On the 19th Rafferty was 12 feet from the pin and when Lester’s putt from 15 feet came up short by two feet he thought he had his chance but could only watch in disbelief as his putt caught the hole but didn’t drop.
Then came the 20th and that dramatic passage of play which eventually saw Rafferty get the job done and great crowned the champion of the South.
“I hit a poor drive and ended up in a bunker while he was down the left but shorter than me. He hit his approach wide and short right and left himself with a tricky pitch so I was determined to get no worse than a five and make him get birdie to win it.
“I chipped out of the bunker, left myself with 209 to the flag, and hit the best four iron ever to 15 feet. He left his pitch 20 feet short and hit his putt six feet past. I knew this was my chance and I rolled it in the front door.”
Rafferty joins an impressive list of previous winners of the South which has been played since 1895 on the famous Lahinch links and joins the likes of JB Carr, Darren Clarke, Paul McGinley and Graeme McDowell on the competition’s roll of honour.

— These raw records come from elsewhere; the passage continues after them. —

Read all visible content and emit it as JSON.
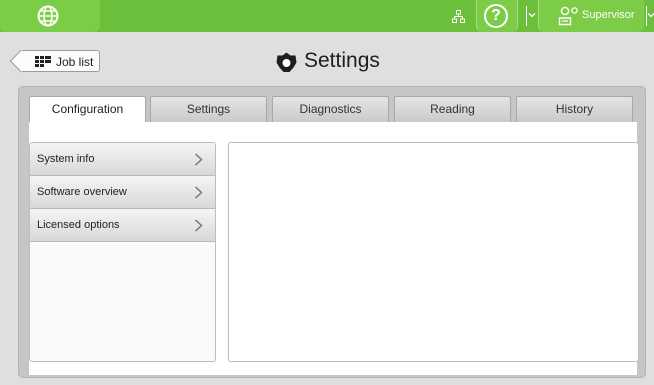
{
  "topbar": {
    "globe_icon": "globe-icon",
    "network_icon": "network-icon",
    "help_symbol": "?",
    "user_label": "Supervisor",
    "accent_color": "#7ccc47"
  },
  "header": {
    "back_button_label": "Job list",
    "title": "Settings"
  },
  "tabs": [
    {
      "label": "Configuration",
      "active": true
    },
    {
      "label": "Settings",
      "active": false
    },
    {
      "label": "Diagnostics",
      "active": false
    },
    {
      "label": "Reading",
      "active": false
    },
    {
      "label": "History",
      "active": false
    }
  ],
  "menu": {
    "items": [
      {
        "label": "System info"
      },
      {
        "label": "Software overview"
      },
      {
        "label": "Licensed options"
      }
    ]
  }
}
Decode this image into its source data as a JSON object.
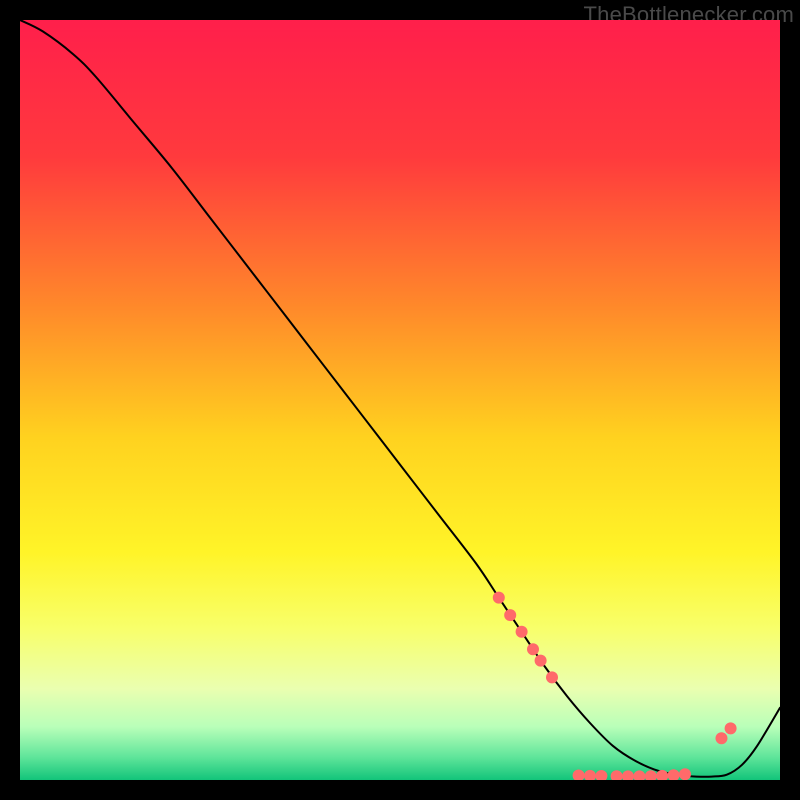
{
  "watermark": "TheBottlenecker.com",
  "chart_data": {
    "type": "line",
    "title": "",
    "xlabel": "",
    "ylabel": "",
    "xlim": [
      0,
      100
    ],
    "ylim": [
      0,
      100
    ],
    "background_gradient": {
      "stops": [
        {
          "offset": 0,
          "color": "#ff1f4b"
        },
        {
          "offset": 18,
          "color": "#ff3a3d"
        },
        {
          "offset": 38,
          "color": "#ff8a2a"
        },
        {
          "offset": 55,
          "color": "#ffd21f"
        },
        {
          "offset": 70,
          "color": "#fff428"
        },
        {
          "offset": 80,
          "color": "#f8ff6a"
        },
        {
          "offset": 88,
          "color": "#eaffb0"
        },
        {
          "offset": 93,
          "color": "#b9ffb9"
        },
        {
          "offset": 97,
          "color": "#5fe59a"
        },
        {
          "offset": 100,
          "color": "#12c47a"
        }
      ]
    },
    "series": [
      {
        "name": "curve",
        "color": "#000000",
        "width": 2,
        "x": [
          0,
          3,
          7,
          10,
          15,
          20,
          25,
          30,
          35,
          40,
          45,
          50,
          55,
          60,
          63,
          66,
          69,
          72,
          75,
          78,
          81,
          84,
          87,
          89,
          91,
          93,
          95,
          97,
          100
        ],
        "y": [
          100,
          98.5,
          95.5,
          92.5,
          86.5,
          80.5,
          74,
          67.5,
          61,
          54.5,
          48,
          41.5,
          35,
          28.5,
          24,
          19.5,
          15,
          11,
          7.5,
          4.5,
          2.5,
          1.2,
          0.6,
          0.45,
          0.45,
          0.7,
          2.0,
          4.5,
          9.5
        ]
      }
    ],
    "markers": {
      "color": "#ff6a6a",
      "radius": 6,
      "points": [
        {
          "x": 63.0,
          "y": 24.0
        },
        {
          "x": 64.5,
          "y": 21.7
        },
        {
          "x": 66.0,
          "y": 19.5
        },
        {
          "x": 67.5,
          "y": 17.2
        },
        {
          "x": 68.5,
          "y": 15.7
        },
        {
          "x": 70.0,
          "y": 13.5
        },
        {
          "x": 73.5,
          "y": 0.6
        },
        {
          "x": 75.0,
          "y": 0.55
        },
        {
          "x": 76.5,
          "y": 0.52
        },
        {
          "x": 78.5,
          "y": 0.5
        },
        {
          "x": 80.0,
          "y": 0.48
        },
        {
          "x": 81.5,
          "y": 0.48
        },
        {
          "x": 83.0,
          "y": 0.5
        },
        {
          "x": 84.5,
          "y": 0.55
        },
        {
          "x": 86.0,
          "y": 0.62
        },
        {
          "x": 87.5,
          "y": 0.75
        },
        {
          "x": 92.3,
          "y": 5.5
        },
        {
          "x": 93.5,
          "y": 6.8
        }
      ]
    }
  }
}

Rafferty returned home to a hero’s welcome on Sunday night at Dundalk Golf Club and Club Captain Gerry Byrne led the congratulations. He said: “On behalf of all the members of Dundalk Golf Club I want to congratulate Caolan on this magnificent achievement. He is the first Dundalk member to win the South of Ireland Championship and only the second to win any of Irish golf’s major amateur championships. He has worked extremely hard over the years and has finally earned his reward. He is also a tremendous role model for all the young players in the club and this win shows them what is possible.”